The respondents argued that the filing of an appeal from the January 2026 turnover order divested the district court of jurisdiction to enforce it. Kaplan rejected this, noting that the May 7 order also enforced a judgment confirming the First Partial Final Award, which the Second Circuit affirmed in February 2024.

"The filing of a notice of appeal from the Turnover Order months ago did not oust this Court of jurisdiction to act on the contempt motions decided on May 7," Kaplan wrote.

The respondents also contended that enforcing the turnover order created substantial risks of violating laws in El Salvador and Guatemala, where the joint venture's assets are located. Kaplan dismissed these claims as "vague and conclusory" and "little more than eyewash," noting that the respondents provided no factual or legal basis to support the assertion that transferring their shares would violate foreign law.

"Respondents’ unsupported musings do not even remotely support their arguments and certainly afford no basis for supposing that the respondents have any realistic possibility of success in the court of appeals," Kaplan wrote.

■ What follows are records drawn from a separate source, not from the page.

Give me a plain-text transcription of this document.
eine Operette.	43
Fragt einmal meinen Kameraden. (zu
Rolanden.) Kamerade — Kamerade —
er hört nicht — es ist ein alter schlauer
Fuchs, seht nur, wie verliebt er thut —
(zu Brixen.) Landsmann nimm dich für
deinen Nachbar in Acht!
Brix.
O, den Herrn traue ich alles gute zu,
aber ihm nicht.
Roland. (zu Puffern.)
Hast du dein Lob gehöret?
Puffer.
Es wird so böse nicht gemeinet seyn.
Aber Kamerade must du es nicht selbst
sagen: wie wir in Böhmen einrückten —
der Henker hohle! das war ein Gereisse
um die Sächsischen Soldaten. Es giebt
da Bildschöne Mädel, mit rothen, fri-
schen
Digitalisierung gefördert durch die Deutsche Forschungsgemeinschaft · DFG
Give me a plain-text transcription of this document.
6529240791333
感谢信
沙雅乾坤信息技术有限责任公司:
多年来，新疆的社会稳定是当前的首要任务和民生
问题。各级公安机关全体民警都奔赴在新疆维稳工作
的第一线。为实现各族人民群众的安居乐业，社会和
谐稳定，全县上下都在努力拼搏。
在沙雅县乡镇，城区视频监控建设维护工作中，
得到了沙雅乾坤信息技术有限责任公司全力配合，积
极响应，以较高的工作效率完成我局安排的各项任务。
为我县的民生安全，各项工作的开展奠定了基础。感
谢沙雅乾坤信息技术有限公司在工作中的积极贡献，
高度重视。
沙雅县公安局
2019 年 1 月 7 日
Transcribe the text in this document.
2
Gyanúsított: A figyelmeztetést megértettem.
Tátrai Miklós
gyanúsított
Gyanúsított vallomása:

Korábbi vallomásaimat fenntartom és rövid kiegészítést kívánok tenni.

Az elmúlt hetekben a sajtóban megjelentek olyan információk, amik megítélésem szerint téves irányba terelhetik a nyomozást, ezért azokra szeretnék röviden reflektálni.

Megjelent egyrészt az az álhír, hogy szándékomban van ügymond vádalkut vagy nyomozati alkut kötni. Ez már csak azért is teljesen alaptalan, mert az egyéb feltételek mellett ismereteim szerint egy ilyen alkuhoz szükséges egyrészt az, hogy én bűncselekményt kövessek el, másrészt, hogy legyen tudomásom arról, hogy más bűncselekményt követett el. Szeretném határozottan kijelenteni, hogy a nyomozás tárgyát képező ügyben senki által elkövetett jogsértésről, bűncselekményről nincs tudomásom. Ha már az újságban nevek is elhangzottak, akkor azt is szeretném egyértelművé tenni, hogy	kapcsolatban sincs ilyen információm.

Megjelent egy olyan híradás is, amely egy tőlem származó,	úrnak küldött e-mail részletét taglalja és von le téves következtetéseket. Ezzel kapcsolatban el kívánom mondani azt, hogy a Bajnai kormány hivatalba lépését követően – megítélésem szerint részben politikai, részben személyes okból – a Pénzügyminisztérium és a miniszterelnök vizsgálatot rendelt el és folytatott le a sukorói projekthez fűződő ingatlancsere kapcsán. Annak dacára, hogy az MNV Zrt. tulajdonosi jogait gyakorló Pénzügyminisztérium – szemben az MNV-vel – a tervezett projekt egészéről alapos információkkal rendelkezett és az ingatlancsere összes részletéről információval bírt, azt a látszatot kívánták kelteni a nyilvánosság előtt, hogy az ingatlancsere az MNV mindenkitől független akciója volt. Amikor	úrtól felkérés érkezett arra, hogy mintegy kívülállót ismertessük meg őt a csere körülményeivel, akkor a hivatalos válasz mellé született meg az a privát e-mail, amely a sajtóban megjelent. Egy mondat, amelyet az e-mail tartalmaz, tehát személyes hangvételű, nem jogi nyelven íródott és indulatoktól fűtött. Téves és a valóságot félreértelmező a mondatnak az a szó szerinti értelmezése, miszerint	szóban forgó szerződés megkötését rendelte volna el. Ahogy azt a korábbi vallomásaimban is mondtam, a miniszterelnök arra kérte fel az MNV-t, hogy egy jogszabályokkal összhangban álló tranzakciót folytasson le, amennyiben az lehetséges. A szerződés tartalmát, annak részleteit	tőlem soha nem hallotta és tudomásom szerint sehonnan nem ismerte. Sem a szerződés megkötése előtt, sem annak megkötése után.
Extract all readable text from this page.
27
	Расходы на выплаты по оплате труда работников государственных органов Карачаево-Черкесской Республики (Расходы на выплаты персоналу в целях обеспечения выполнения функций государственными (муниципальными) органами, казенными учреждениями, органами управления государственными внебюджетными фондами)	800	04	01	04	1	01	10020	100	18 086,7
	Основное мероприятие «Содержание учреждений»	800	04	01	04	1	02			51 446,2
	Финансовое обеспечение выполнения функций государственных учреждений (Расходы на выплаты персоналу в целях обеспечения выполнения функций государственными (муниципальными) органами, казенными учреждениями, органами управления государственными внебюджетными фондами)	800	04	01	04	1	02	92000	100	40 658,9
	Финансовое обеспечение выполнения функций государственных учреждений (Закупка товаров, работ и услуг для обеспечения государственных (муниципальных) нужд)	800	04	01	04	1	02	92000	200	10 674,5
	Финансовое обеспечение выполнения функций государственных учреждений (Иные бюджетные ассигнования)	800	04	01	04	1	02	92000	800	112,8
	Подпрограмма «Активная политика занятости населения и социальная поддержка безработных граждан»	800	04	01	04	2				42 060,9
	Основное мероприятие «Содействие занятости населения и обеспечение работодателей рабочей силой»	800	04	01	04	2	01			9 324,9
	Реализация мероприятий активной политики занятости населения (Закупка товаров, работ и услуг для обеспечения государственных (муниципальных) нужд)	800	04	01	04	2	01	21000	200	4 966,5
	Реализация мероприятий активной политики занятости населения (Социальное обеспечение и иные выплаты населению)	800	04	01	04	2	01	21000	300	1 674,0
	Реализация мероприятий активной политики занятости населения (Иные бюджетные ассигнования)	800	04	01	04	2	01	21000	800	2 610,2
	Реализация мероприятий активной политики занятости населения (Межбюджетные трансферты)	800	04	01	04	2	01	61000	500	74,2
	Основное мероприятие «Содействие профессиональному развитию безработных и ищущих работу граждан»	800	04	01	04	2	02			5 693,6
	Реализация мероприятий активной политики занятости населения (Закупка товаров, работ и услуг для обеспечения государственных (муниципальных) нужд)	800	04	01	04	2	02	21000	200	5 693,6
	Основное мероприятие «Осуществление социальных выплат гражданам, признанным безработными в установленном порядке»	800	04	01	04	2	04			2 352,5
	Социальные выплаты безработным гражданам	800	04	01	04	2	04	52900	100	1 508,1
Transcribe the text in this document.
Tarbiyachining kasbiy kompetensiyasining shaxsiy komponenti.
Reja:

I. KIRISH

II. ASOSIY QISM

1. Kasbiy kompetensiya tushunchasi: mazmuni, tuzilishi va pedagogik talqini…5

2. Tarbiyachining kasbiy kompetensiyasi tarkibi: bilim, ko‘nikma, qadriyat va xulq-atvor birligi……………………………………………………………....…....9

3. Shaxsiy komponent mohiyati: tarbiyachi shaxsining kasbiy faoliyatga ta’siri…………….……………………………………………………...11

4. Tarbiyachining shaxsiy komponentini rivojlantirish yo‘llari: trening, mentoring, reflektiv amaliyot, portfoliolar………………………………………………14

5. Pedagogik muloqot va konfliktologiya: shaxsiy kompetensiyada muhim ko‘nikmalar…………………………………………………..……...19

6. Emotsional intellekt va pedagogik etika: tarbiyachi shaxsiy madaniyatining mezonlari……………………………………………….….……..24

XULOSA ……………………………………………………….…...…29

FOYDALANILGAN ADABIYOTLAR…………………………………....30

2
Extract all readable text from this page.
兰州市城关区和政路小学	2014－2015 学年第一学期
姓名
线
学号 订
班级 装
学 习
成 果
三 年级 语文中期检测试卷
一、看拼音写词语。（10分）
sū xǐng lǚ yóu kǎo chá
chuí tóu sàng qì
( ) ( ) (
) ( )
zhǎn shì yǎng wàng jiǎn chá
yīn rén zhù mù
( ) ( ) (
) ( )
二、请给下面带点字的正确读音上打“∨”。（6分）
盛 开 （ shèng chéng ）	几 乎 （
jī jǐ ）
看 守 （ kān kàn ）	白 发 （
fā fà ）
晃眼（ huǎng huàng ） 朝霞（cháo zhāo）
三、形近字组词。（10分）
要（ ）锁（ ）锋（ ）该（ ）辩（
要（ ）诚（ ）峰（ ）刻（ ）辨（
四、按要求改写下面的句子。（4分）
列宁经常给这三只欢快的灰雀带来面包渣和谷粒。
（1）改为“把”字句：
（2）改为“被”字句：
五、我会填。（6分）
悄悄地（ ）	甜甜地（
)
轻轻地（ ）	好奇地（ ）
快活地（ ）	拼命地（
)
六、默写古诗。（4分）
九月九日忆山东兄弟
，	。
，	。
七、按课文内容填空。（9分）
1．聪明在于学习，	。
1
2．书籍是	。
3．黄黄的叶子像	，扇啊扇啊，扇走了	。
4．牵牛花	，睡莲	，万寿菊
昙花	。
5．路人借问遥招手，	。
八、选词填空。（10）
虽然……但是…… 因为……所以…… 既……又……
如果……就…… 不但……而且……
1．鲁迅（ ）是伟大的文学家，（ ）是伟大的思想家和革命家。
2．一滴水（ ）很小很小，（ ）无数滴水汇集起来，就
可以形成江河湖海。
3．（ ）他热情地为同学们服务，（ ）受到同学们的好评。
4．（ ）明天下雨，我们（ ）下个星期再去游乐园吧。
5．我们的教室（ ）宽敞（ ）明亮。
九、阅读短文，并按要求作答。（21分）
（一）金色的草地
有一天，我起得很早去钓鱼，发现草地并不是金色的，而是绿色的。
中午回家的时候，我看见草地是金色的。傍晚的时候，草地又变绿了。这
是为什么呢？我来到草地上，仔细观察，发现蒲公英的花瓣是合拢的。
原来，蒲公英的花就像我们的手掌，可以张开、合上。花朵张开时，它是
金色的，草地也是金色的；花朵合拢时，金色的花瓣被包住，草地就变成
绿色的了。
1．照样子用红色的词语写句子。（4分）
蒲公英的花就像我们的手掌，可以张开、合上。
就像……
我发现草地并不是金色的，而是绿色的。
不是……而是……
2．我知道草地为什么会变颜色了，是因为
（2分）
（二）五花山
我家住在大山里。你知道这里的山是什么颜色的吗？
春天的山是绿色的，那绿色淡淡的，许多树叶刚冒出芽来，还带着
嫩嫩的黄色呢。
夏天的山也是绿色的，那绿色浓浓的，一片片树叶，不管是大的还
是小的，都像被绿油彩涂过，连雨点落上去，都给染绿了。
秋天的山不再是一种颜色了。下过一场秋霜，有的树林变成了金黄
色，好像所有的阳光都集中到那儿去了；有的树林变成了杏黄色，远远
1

Regarding irreparable injury, Kaplan noted that the respondents' argument was "evocative of the oft told tale of a plea for mercy by a child about to be sentenced for murdering its parents on the ground that the child is an orphan." He emphasized that the petitioners had been irreparably injured for years by being locked into an illiquid minority position despite their contractual right to force a sale.

The balance of hardships favored the petitioners, Kaplan concluded. On one side, the respondents would merely be obliged to live up to their contractual commitments; on the other, the petitioners would suffer incalculable damage from having their capital tied up indefinitely.

Kaplan pointed out that the respondents could obtain a stay of the $300 million money judgment as a matter of right by posting a bond or other security under Federal Rule of Civil Procedure 62(b).